There are also hormonal explanations for children gaining weight.

Endocrinologist Eve Van Cauter of the University of Chicago said that adults who do not sleep enough produce more ghrelin, a hormone that gives the sensation of hunger and less leptin, a hormone that signals fullness, the Associated Press reports.

The study focused on 785 children aged 9 to 12 from 10 different states and it confirmed that eighteen percent were overweight by the time they reached the sixth grade. Children who do not sleep nine or more hours a night when they are in the third grade are more likely to gain weight by the time they are in the sixth grade.

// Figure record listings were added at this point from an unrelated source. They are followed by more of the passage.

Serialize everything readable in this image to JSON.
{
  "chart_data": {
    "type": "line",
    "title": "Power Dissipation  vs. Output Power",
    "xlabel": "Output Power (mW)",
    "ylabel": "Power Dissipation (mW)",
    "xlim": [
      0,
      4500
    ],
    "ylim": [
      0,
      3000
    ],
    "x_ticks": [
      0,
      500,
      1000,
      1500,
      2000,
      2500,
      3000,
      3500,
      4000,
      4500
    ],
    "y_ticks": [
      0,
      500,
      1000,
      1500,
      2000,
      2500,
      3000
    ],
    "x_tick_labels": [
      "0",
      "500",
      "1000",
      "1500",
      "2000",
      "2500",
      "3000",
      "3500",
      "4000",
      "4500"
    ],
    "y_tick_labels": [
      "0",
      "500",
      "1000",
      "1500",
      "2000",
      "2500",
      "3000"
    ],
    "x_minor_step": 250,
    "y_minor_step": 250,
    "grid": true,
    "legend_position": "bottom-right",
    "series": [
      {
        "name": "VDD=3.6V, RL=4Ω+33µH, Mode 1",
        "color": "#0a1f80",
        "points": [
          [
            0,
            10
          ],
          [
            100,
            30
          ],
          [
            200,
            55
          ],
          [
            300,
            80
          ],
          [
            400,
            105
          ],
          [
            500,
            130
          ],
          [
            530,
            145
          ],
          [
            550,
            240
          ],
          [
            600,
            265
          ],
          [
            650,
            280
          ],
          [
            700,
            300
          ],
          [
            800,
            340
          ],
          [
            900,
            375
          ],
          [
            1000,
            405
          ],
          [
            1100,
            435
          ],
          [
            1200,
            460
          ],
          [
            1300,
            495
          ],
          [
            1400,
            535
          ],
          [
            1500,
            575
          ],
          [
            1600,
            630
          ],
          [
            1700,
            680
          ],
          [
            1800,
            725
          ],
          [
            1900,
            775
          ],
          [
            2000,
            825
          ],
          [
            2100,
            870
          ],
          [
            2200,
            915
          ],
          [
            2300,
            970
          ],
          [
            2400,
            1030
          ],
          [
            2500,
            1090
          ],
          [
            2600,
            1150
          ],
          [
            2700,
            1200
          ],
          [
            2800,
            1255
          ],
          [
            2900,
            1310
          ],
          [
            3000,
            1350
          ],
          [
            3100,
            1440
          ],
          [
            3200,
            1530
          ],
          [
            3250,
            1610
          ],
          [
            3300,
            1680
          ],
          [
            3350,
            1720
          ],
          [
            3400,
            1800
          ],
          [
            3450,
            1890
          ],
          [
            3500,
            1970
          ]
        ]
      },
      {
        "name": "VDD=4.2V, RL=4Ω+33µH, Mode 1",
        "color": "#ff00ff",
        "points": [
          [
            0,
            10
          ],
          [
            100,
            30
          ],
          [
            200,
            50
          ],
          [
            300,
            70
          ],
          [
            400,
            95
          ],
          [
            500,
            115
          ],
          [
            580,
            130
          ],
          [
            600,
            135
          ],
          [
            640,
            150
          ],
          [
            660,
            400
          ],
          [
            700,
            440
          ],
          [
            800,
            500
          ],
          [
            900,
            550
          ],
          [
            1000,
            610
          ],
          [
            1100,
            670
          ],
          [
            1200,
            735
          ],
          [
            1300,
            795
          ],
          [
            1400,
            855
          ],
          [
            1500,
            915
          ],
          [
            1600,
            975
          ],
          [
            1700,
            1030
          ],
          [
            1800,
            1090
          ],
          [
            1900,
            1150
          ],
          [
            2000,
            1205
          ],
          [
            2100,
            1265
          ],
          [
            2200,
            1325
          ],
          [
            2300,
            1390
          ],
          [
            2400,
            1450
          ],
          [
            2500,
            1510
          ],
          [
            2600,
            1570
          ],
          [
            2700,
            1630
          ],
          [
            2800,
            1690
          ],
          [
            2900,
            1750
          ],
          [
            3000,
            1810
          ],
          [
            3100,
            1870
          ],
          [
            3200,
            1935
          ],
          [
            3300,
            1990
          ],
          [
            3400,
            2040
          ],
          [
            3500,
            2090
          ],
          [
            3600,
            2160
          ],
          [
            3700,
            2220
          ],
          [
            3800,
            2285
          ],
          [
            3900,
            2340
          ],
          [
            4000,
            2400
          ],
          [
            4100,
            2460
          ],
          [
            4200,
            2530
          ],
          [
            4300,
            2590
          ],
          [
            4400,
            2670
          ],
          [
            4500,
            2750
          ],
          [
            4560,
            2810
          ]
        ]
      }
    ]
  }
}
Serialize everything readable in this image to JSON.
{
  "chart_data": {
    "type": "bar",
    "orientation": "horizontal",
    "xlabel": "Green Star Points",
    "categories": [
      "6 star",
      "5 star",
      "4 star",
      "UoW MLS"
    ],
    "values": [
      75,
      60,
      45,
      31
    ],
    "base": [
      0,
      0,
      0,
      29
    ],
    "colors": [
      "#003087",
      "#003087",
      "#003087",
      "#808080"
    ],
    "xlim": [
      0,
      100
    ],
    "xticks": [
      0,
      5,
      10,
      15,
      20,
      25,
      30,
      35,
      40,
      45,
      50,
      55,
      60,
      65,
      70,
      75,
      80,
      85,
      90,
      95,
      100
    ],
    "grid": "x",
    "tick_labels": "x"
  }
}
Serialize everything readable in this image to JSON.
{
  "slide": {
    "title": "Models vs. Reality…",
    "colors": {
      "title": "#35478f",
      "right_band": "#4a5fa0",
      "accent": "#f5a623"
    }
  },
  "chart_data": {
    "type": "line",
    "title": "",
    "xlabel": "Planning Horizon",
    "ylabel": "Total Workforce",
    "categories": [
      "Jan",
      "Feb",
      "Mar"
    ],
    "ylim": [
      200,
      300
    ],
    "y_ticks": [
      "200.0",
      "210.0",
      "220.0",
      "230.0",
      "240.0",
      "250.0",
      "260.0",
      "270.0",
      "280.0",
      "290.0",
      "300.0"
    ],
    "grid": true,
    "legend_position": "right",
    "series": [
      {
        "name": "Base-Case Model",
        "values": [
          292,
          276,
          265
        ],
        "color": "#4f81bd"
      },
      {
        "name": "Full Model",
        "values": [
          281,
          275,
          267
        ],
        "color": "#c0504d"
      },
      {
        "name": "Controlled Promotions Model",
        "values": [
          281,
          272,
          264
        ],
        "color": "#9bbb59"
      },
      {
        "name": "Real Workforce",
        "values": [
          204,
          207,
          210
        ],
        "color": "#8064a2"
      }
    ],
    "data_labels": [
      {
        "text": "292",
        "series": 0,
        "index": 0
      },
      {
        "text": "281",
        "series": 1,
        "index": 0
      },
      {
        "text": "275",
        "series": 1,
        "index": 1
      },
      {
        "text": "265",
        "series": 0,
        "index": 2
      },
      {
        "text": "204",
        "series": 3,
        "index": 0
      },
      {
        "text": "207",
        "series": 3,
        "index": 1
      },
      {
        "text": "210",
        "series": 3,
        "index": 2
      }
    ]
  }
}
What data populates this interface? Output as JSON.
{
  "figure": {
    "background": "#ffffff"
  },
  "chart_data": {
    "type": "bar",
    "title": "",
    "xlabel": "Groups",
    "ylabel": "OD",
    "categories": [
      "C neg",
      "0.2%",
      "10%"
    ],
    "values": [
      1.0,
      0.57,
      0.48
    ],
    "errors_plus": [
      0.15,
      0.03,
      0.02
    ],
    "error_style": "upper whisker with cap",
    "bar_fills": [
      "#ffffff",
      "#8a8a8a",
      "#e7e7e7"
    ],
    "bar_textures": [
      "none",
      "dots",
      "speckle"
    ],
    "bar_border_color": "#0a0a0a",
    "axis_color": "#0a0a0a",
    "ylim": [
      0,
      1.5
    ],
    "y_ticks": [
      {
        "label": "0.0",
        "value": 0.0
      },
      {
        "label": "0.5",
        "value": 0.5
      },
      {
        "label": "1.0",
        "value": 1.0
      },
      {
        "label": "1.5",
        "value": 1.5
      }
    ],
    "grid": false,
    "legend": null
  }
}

The conclusion of the study is very simple:

“Our findings also provide additional support for policies that propose later school start times. The very early school start times for U.S. adolescents have raised concerns in the pediatric community because of their apparent adverse impact on sleep duration and, consequently, children’s general academic and behavioral functioning,” Reuters reports.

According to National Sleep Foundation, children in first grades should sleep from 10 to 12 hours a night.

Dr. Lumeng’s report was published in the November “Pediatrics,” the journal of the American Academy of Pediatrics.